An interesting piece in the Sydney Morning Herald:

When the Irish author Andrew Byrne started researching his book about homelessness he began by sharing a longneck with an Aboriginal man behind Central Station. "I was talking to him about his family and he just broke down. Basically, his entire family are all dead. There was an awful lot of emotion in what we were talking about," Byrne said.... Homeless: True Stories of Life on the Streets, to be published this week, is a record of the interviews with people Byrne encountered over four months around Australia. He befriended strangers, met their mates, spent hours in homeless shelters and took lessons in making a home out of a cardboard box. Byrne says he is still surprised at how ordinary people can end up in dire situations.

Though largely still the province of daily journalism, homeless reportage does sometimes make it into book form in the US -- witness the recent release of Michelle Kennedy's Without A Net: Middle Class and Homeless With Kids in America -- but I was a little surprised when searched for "homeless" among 2005 releases on Amazon.
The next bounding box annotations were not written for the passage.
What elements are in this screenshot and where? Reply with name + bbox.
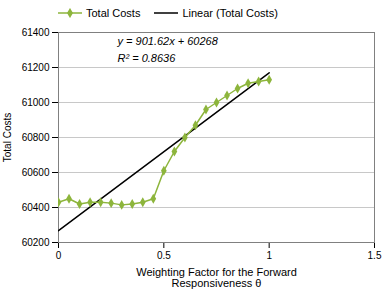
svg-text:R² = 0.8636: R² = 0.8636	[117, 52, 176, 64]
svg-text:Weighting Factor for the Forwa: Weighting Factor for the ForwardResponsi…	[136, 266, 297, 289]
svg-text:y = 901.62x + 60268: y = 901.62x + 60268	[116, 35, 218, 47]
svg-text:61400: 61400	[22, 27, 50, 38]
svg-text:61200: 61200	[22, 62, 50, 73]
svg-text:60400: 60400	[22, 202, 50, 213]
svg-text:1: 1	[266, 250, 272, 261]
svg-text:60200: 60200	[22, 237, 50, 248]
svg-text:0.5: 0.5	[157, 250, 171, 261]
svg-text:1.5: 1.5	[368, 250, 382, 261]
svg-text:61000: 61000	[22, 97, 50, 108]
html-text:Total Costs: Total Costs	[86, 7, 141, 19]
svg-text:Total Costs: Total Costs	[2, 113, 13, 162]
svg-text:60800: 60800	[22, 132, 50, 143]
svg-text:60600: 60600	[22, 167, 50, 178]
svg-text:0: 0	[56, 250, 62, 261]
html-text:Linear (Total Costs): Linear (Total Costs)	[182, 7, 278, 19]
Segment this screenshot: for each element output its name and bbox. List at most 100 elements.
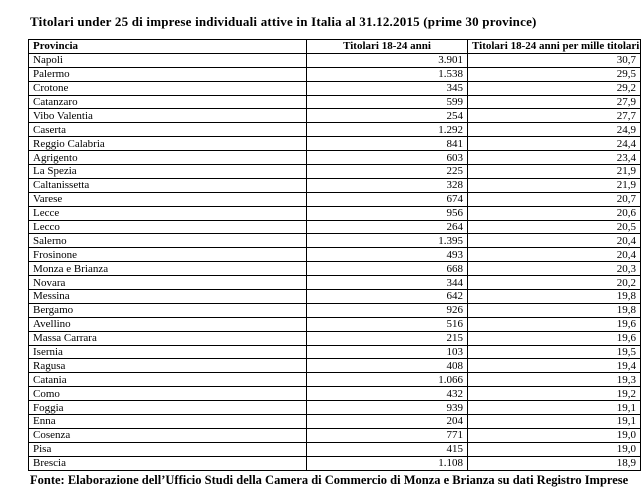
titolari-cell: 225 — [306, 164, 468, 179]
page-title: Titolari under 25 di imprese individuali… — [30, 14, 537, 29]
per-mille-cell: 19,4 — [467, 358, 641, 374]
titolari-cell: 1.395 — [306, 233, 468, 249]
per-mille-cell: 21,9 — [467, 177, 641, 193]
titolari-cell: 1.066 — [306, 372, 468, 388]
titolari-cell: 264 — [306, 219, 468, 235]
titolari-cell: 408 — [306, 358, 468, 374]
per-mille-cell: 24,9 — [467, 122, 641, 138]
table-header-row: Provincia Titolari 18-24 anni Titolari 1… — [28, 39, 641, 54]
table-row: Pisa 415 19,0 — [28, 441, 641, 457]
titolari-cell: 1.538 — [306, 66, 468, 82]
table-row: La Spezia 225 21,9 — [28, 164, 641, 179]
provincia-cell: Reggio Calabria — [28, 136, 307, 152]
table-row: Cosenza 771 19,0 — [28, 427, 641, 443]
per-mille-cell: 29,2 — [467, 80, 641, 96]
table-row: Caltanissetta 328 21,9 — [28, 177, 641, 193]
provincia-cell: Enna — [28, 414, 307, 429]
titolari-cell: 493 — [306, 247, 468, 263]
titolari-cell: 344 — [306, 275, 468, 291]
table-row: Brescia 1.108 18,9 — [28, 455, 641, 471]
column-header-per-mille-titolari: Titolari 18-24 anni per mille titolari — [467, 39, 641, 54]
table-row: Crotone 345 29,2 — [28, 80, 641, 96]
per-mille-cell: 19,0 — [467, 441, 641, 457]
provincia-cell: Como — [28, 386, 307, 402]
per-mille-cell: 20,5 — [467, 219, 641, 235]
table-row: Napoli 3.901 30,7 — [28, 52, 641, 68]
table-row: Reggio Calabria 841 24,4 — [28, 136, 641, 152]
titolari-cell: 841 — [306, 136, 468, 152]
provincia-cell: Brescia — [28, 455, 307, 471]
provincia-cell: Palermo — [28, 66, 307, 82]
table-row: Lecco 264 20,5 — [28, 219, 641, 235]
per-mille-cell: 19,2 — [467, 386, 641, 402]
titolari-cell: 642 — [306, 289, 468, 304]
titolari-cell: 599 — [306, 94, 468, 110]
table-row: Catanzaro 599 27,9 — [28, 94, 641, 110]
provincia-cell: Caltanissetta — [28, 177, 307, 193]
provincia-cell: Cosenza — [28, 427, 307, 443]
titolari-cell: 254 — [306, 108, 468, 124]
table-row: Lecce 956 20,6 — [28, 205, 641, 221]
per-mille-cell: 27,9 — [467, 94, 641, 110]
titolari-cell: 328 — [306, 177, 468, 193]
per-mille-cell: 20,2 — [467, 275, 641, 291]
provincia-cell: Monza e Brianza — [28, 261, 307, 277]
provincia-cell: Bergamo — [28, 302, 307, 318]
per-mille-cell: 19,8 — [467, 302, 641, 318]
table-row: Catania 1.066 19,3 — [28, 372, 641, 388]
per-mille-cell: 20,7 — [467, 191, 641, 207]
table-row: Monza e Brianza 668 20,3 — [28, 261, 641, 277]
table-row: Agrigento 603 23,4 — [28, 150, 641, 166]
per-mille-cell: 20,4 — [467, 233, 641, 249]
table-row: Enna 204 19,1 — [28, 414, 641, 429]
table-row: Foggia 939 19,1 — [28, 400, 641, 416]
per-mille-cell: 19,6 — [467, 330, 641, 346]
table-row: Massa Carrara 215 19,6 — [28, 330, 641, 346]
per-mille-cell: 20,3 — [467, 261, 641, 277]
table-row: Como 432 19,2 — [28, 386, 641, 402]
provincia-cell: Ragusa — [28, 358, 307, 374]
titolari-cell: 668 — [306, 261, 468, 277]
provincia-cell: Avellino — [28, 316, 307, 332]
titolari-cell: 956 — [306, 205, 468, 221]
titolari-cell: 674 — [306, 191, 468, 207]
titolari-cell: 345 — [306, 80, 468, 96]
provincia-cell: La Spezia — [28, 164, 307, 179]
per-mille-cell: 19,1 — [467, 400, 641, 416]
table-row: Vibo Valentia 254 27,7 — [28, 108, 641, 124]
titolari-cell: 103 — [306, 344, 468, 360]
provincia-cell: Catanzaro — [28, 94, 307, 110]
titolari-cell: 771 — [306, 427, 468, 443]
table-row: Frosinone 493 20,4 — [28, 247, 641, 263]
provinces-table: Provincia Titolari 18-24 anni Titolari 1… — [28, 39, 641, 471]
per-mille-cell: 29,5 — [467, 66, 641, 82]
titolari-cell: 1.292 — [306, 122, 468, 138]
titolari-cell: 215 — [306, 330, 468, 346]
column-header-provincia: Provincia — [28, 39, 307, 54]
provincia-cell: Crotone — [28, 80, 307, 96]
table-row: Palermo 1.538 29,5 — [28, 66, 641, 82]
column-header-titolari-18-24: Titolari 18-24 anni — [306, 39, 468, 54]
provincia-cell: Massa Carrara — [28, 330, 307, 346]
provincia-cell: Foggia — [28, 400, 307, 416]
per-mille-cell: 20,6 — [467, 205, 641, 221]
per-mille-cell: 20,4 — [467, 247, 641, 263]
per-mille-cell: 21,9 — [467, 164, 641, 179]
titolari-cell: 432 — [306, 386, 468, 402]
titolari-cell: 1.108 — [306, 455, 468, 471]
provincia-cell: Salerno — [28, 233, 307, 249]
table-row: Bergamo 926 19,8 — [28, 302, 641, 318]
provincia-cell: Lecco — [28, 219, 307, 235]
source-note: Fonte: Elaborazione dell’Ufficio Studi d… — [30, 472, 629, 487]
table-row: Isernia 103 19,5 — [28, 344, 641, 360]
provincia-cell: Novara — [28, 275, 307, 291]
table-body: Napoli 3.901 30,7 Palermo 1.538 29,5 Crotone 34… — [28, 52, 641, 471]
table-row: Novara 344 20,2 — [28, 275, 641, 291]
table-row: Avellino 516 19,6 — [28, 316, 641, 332]
per-mille-cell: 19,5 — [467, 344, 641, 360]
titolari-cell: 516 — [306, 316, 468, 332]
provincia-cell: Varese — [28, 191, 307, 207]
provincia-cell: Messina — [28, 289, 307, 304]
provincia-cell: Frosinone — [28, 247, 307, 263]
Of the six books that came up, three of them were print-on-demand titles from PrintAmerica and iUniverse: Razl Santoyo's I Love You, Baby, I Love You: Stories of Homeless People in a Border Town, "A Redhed"'s Murder and Underwear: Working With the Homeless in Chicago, and Robert C. Greene's Cardboard Condo: How the Homeless Survive the Streets.
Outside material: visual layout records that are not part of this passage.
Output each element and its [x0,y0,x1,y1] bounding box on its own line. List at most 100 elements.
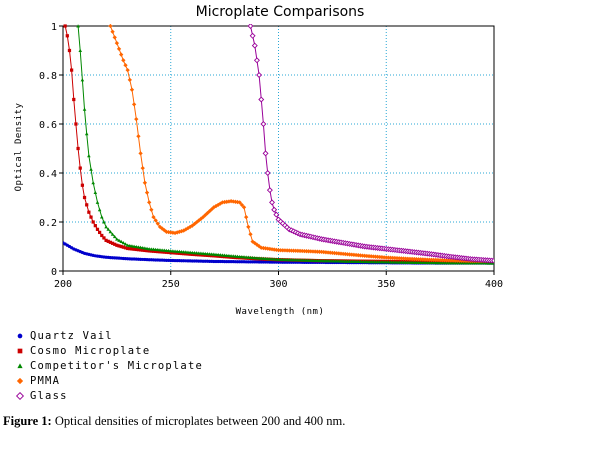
data-point [100,233,104,238]
data-point [175,249,180,253]
data-point [116,46,122,52]
data-point [128,243,132,248]
data-point [95,227,100,231]
data-point [207,253,212,258]
data-point [258,96,265,103]
chart: Microplate Comparisons 200 250 300 350 400 0 0… [14,4,503,317]
data-point [188,252,192,256]
y-tick-label: 0.2 [39,218,57,229]
data-point [251,42,258,49]
data-point [136,134,141,139]
tick-labels: 200 250 300 350 400 0 0.2 0.4 0.6 0.8 1 [39,22,503,290]
data-point [158,248,162,252]
data-point [155,221,160,226]
data-point [156,249,160,254]
data-point [143,246,147,250]
legend: Quartz Vail Cosmo Microplate Competitor's … [10,328,203,403]
data-point [194,251,199,255]
data-point [95,200,100,204]
x-tick-label: 350 [377,279,395,290]
data-point [153,218,158,223]
legend-label: Quartz Vail [30,329,113,342]
data-point [231,254,236,258]
data-point [271,206,278,213]
data-point [264,170,271,176]
data-point [210,254,214,258]
data-point [194,253,199,257]
data-point [166,250,171,255]
data-point [492,261,494,265]
y-tick-label: 0.6 [39,120,57,131]
data-point [128,247,132,251]
data-point [293,248,298,253]
series-line [64,25,494,263]
data-point [175,251,179,255]
data-point [119,52,124,57]
data-point [160,250,164,254]
legend-label: PMMA [30,374,61,387]
data-point [108,230,113,234]
data-point [384,255,389,260]
data-point [173,251,177,255]
data-point [110,29,115,34]
data-point [186,250,190,254]
data-point [91,220,95,224]
data-point [177,251,181,255]
data-point [74,122,78,126]
data-point [78,48,83,52]
data-point [123,246,128,250]
data-point [179,251,184,256]
data-point [162,248,167,252]
data-point [142,180,148,185]
data-point [82,195,87,200]
data-point [110,241,115,245]
data-point [405,256,410,261]
x-tick-label: 250 [162,279,180,290]
legend-marker-icon [10,331,30,341]
data-point [93,224,97,228]
legend-marker-shape [17,362,23,368]
data-point [149,249,153,253]
series-line [109,25,494,262]
data-point [491,257,494,264]
data-point [205,253,210,257]
data-point [151,214,156,220]
data-point [455,258,460,263]
series-layer [63,24,494,265]
data-point [84,132,89,136]
data-point [82,107,87,111]
y-tick-label: 0.4 [39,169,57,180]
figure-caption: Figure 1: Optical densities of microplat… [3,414,345,429]
data-point [80,78,85,82]
legend-label: Cosmo Microplate [30,344,151,357]
data-point [240,255,244,259]
data-point [325,250,331,255]
data-point [108,24,113,29]
data-point [248,232,253,237]
data-point [110,232,115,236]
data-point [147,247,151,251]
data-point [246,224,251,230]
data-point [302,248,307,254]
series-glass [247,24,494,264]
data-point [98,230,102,235]
data-point [412,256,417,262]
data-point [242,255,246,259]
data-point [392,255,398,261]
data-point [168,249,173,253]
data-point [263,246,268,251]
data-point [164,248,169,252]
data-point [106,227,111,231]
data-point [138,248,143,252]
data-point [179,249,184,254]
data-point [80,183,85,187]
data-point [89,167,93,171]
data-point [132,247,136,251]
data-point [247,24,254,29]
data-point [162,250,166,254]
data-point [297,248,303,254]
series-cosmo-microplate [63,24,494,264]
legend-marker-icon [10,391,30,401]
data-point [253,57,260,64]
data-point [235,254,240,258]
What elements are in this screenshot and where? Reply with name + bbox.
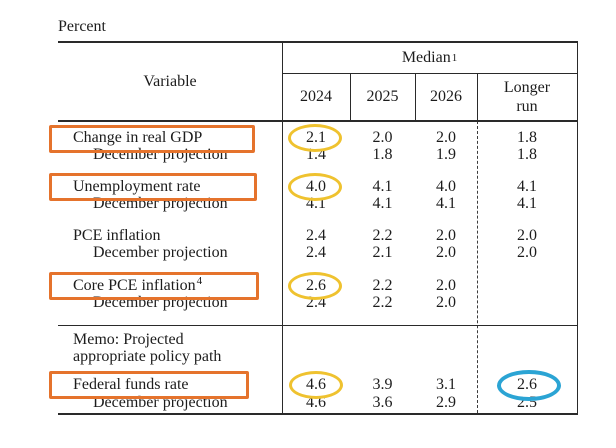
cell-2025: 2.2: [372, 227, 393, 244]
units-label: Percent: [58, 18, 106, 35]
cell-longer-run: 1.8: [517, 129, 537, 146]
highlight-box-change-in-real-gdp: [49, 125, 255, 153]
yellow-circle-ffr-2024: [289, 371, 343, 399]
divider-longer-run-dashed: [477, 121, 478, 413]
cell-2026: 4.0: [436, 178, 456, 195]
projections-table: Variable Median 1 2024 2025 2026 Longer r…: [58, 41, 578, 415]
memo-row-line2: appropriate policy path: [58, 348, 577, 365]
cell-2025: 2.2: [372, 277, 393, 294]
row-pce-inflation: PCE inflation 2.4 2.2 2.0 2.0: [58, 227, 577, 244]
cell-2024: 2.4: [306, 227, 326, 244]
variable-column-header: Variable: [143, 73, 197, 90]
cell-longer-run: [477, 294, 577, 311]
row-label: Core PCE inflation4: [73, 274, 203, 294]
cell-2026: 3.1: [436, 376, 456, 393]
highlight-box-unemployment-rate: [49, 173, 257, 201]
cell-2025: 4.1: [372, 195, 393, 212]
cell-2025: 3.9: [372, 376, 393, 393]
divider-2025-2026: [415, 73, 416, 121]
cell-2025: 2.0: [372, 129, 393, 146]
row-label: PCE inflation: [73, 227, 161, 244]
cell-2026: 2.9: [436, 394, 456, 411]
memo-label-line2: appropriate policy path: [73, 348, 222, 365]
column-header-2025: 2025: [366, 88, 399, 105]
cell-2025: 3.6: [372, 394, 393, 411]
memo-row-line1: Memo: Projected: [58, 331, 577, 348]
cell-2024: 2.4: [306, 244, 326, 261]
cell-2025: 4.1: [372, 178, 393, 195]
cell-longer-run: 2.0: [517, 227, 537, 244]
divider-longer-run-header: [477, 73, 478, 121]
header-body-rule: [58, 120, 577, 122]
row-pce-december-projection: December projection 2.4 2.1 2.0 2.0: [58, 244, 577, 261]
cell-longer-run: 2.0: [517, 244, 537, 261]
variable-column-divider: [282, 43, 283, 413]
cell-longer-run: 4.1: [517, 195, 537, 212]
yellow-circle-gdp-2024: [288, 124, 342, 152]
cell-2026: 1.9: [436, 146, 456, 163]
median-header: Median 1: [401, 49, 458, 66]
cell-2025: 2.2: [372, 294, 393, 311]
cell-longer-run: [477, 277, 577, 294]
cell-longer-run: 4.1: [517, 178, 537, 195]
highlight-box-core-pce-inflation: [49, 272, 259, 300]
median-label: Median: [401, 49, 451, 66]
cell-2026: 2.0: [436, 277, 456, 294]
yellow-circle-unemployment-2024: [288, 173, 342, 201]
column-header-2024: 2024: [300, 88, 332, 105]
median-underline-rule: [282, 73, 577, 74]
cell-2025: 1.8: [372, 146, 393, 163]
longer-run-line2: run: [516, 98, 538, 115]
column-header-longer-run: Longer run: [477, 73, 577, 121]
yellow-circle-core-pce-2024: [288, 272, 342, 300]
divider-2024-2025: [350, 73, 351, 121]
longer-run-line1: Longer: [503, 79, 551, 96]
cell-longer-run: 1.8: [517, 146, 537, 163]
cell-2026: 2.0: [436, 129, 456, 146]
cell-2026: 2.0: [436, 294, 456, 311]
row-label: December projection: [93, 244, 228, 261]
highlight-box-federal-funds-rate: [49, 371, 249, 399]
cell-2026: 4.1: [436, 195, 456, 212]
core-pce-footnote-marker: 4: [196, 274, 203, 287]
row-label: Unemployment rate: [73, 178, 201, 195]
column-header-2026: 2026: [430, 88, 462, 105]
cell-2026: 2.0: [436, 244, 456, 261]
row-label: Federal funds rate: [73, 376, 189, 393]
blue-circle-ffr-longer-run: [497, 370, 561, 401]
row-label: Change in real GDP: [73, 129, 203, 146]
memo-section-rule: [58, 325, 577, 326]
cell-2026: 2.0: [436, 227, 456, 244]
memo-label-line1: Memo: Projected: [73, 331, 184, 348]
cell-2025: 2.1: [372, 244, 393, 261]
Now, I find print on demand (POD) to be as dubious as anyone else does, and for all the usual reasons -- bad editing, bad design, bad promotion, and just plain bad writing. And PublishAmerica's practices in particular have taken a pounding from investigative journalists. Nonetheless, this example of homeless narratives raises an interesting question. Forget all the bad novels and the conspiracy wingnuts these places attract for a moment: could it be that some crucially overlooked social issue writing is getting displaced into POD because of the indifference of traditional publishers to these topics? Will sociologists and future historians with a tolerance for hot-glue binding and bad editing find themselves consulting POD works such as these someday?